NOOR AYU MOHAMED AMIN, 36
Senior staff nurse, Singapore General Hospital
When Singapore General Hospital's Ward 68 nurses found out that migrant workers who were being discharged from the hospital to community care facilities did not have uncontaminated clean clothes to wear, they combed through their own wardrobes to donate clothes to the workers.
"This caught the migrant workers by surprise, that we already provided them with care and now they are receiving new clothes as well. They were very appreciative," Ms Noor Ayu Mohamed Amin, 36, said. The senior staff nurse at Ward 68 added that it was satisfying to be able to connect with the patients, as it was not easy to communicate with them.
She remembers checking in on a migrant worker in an isolation room. She was puzzled to find him watching TV and looking well as her colleague had told her that he did not pick up her phone calls.
When she asked him if his bedside phone was working, he stared blankly at her.
Realising that the migrant worker might not understand much English and could have been reluctant to answer the phone, she used gestures to ask him if he had a cough or felt breathless.

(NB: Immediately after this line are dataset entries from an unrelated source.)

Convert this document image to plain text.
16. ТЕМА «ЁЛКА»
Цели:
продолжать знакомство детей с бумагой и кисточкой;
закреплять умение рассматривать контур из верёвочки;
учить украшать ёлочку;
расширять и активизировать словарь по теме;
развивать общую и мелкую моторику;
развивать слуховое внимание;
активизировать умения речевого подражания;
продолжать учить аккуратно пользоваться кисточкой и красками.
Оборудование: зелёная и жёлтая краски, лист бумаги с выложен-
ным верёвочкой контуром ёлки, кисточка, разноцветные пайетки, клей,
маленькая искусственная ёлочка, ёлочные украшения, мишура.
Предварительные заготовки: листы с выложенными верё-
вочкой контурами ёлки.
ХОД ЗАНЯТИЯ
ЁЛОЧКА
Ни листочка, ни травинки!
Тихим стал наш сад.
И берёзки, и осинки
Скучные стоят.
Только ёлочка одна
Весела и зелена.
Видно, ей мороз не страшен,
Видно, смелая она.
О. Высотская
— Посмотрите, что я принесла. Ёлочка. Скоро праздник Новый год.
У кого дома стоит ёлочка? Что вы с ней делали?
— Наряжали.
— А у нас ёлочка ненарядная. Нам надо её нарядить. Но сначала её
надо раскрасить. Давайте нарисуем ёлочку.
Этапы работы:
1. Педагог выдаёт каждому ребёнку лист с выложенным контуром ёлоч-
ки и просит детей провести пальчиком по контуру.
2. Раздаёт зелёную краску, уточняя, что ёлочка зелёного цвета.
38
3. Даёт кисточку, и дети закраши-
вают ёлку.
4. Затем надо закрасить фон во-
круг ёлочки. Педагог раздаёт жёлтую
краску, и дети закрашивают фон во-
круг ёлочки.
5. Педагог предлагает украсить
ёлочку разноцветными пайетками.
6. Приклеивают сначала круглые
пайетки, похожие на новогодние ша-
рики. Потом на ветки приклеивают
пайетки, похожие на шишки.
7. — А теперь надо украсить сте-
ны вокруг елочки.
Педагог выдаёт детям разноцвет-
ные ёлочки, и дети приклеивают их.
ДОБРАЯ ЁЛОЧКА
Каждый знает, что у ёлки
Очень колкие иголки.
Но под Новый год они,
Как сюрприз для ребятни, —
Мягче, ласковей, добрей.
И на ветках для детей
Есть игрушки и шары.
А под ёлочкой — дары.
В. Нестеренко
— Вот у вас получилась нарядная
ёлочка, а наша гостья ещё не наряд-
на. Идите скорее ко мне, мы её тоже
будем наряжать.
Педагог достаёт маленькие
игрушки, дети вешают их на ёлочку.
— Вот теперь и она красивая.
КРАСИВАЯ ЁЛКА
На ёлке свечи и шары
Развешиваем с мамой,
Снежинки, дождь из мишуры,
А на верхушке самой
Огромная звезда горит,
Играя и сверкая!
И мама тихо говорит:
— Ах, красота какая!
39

"He said, 'Oh! I'm okay, sister.' And he smiled," said Ms Ayu.
She added: "The biggest challenge I face when I nurse migrant workers is the language barrier.
"But when we manage to connect with the patient, that is an achievement."
Ms Ayu also works in the intensive care unit (ICU) of Ward 68, where she has seen a patient die of Covid-19.
The bodies of those infected with Covid-19 are prepared for cremation or burial by healthcare workers in hospitals, and protocols include double-bagging the bodies before they are placed in airtight coffins.
"Family members are not allowed to go inside the ICU and they can only look from outside. In a way, there are no proper goodbyes," said Ms Ayu.
"It is sad, you don't know when was the last time they held one another. Therefore, it is so important that we be there for the family as much as possible and make the process smooth for them."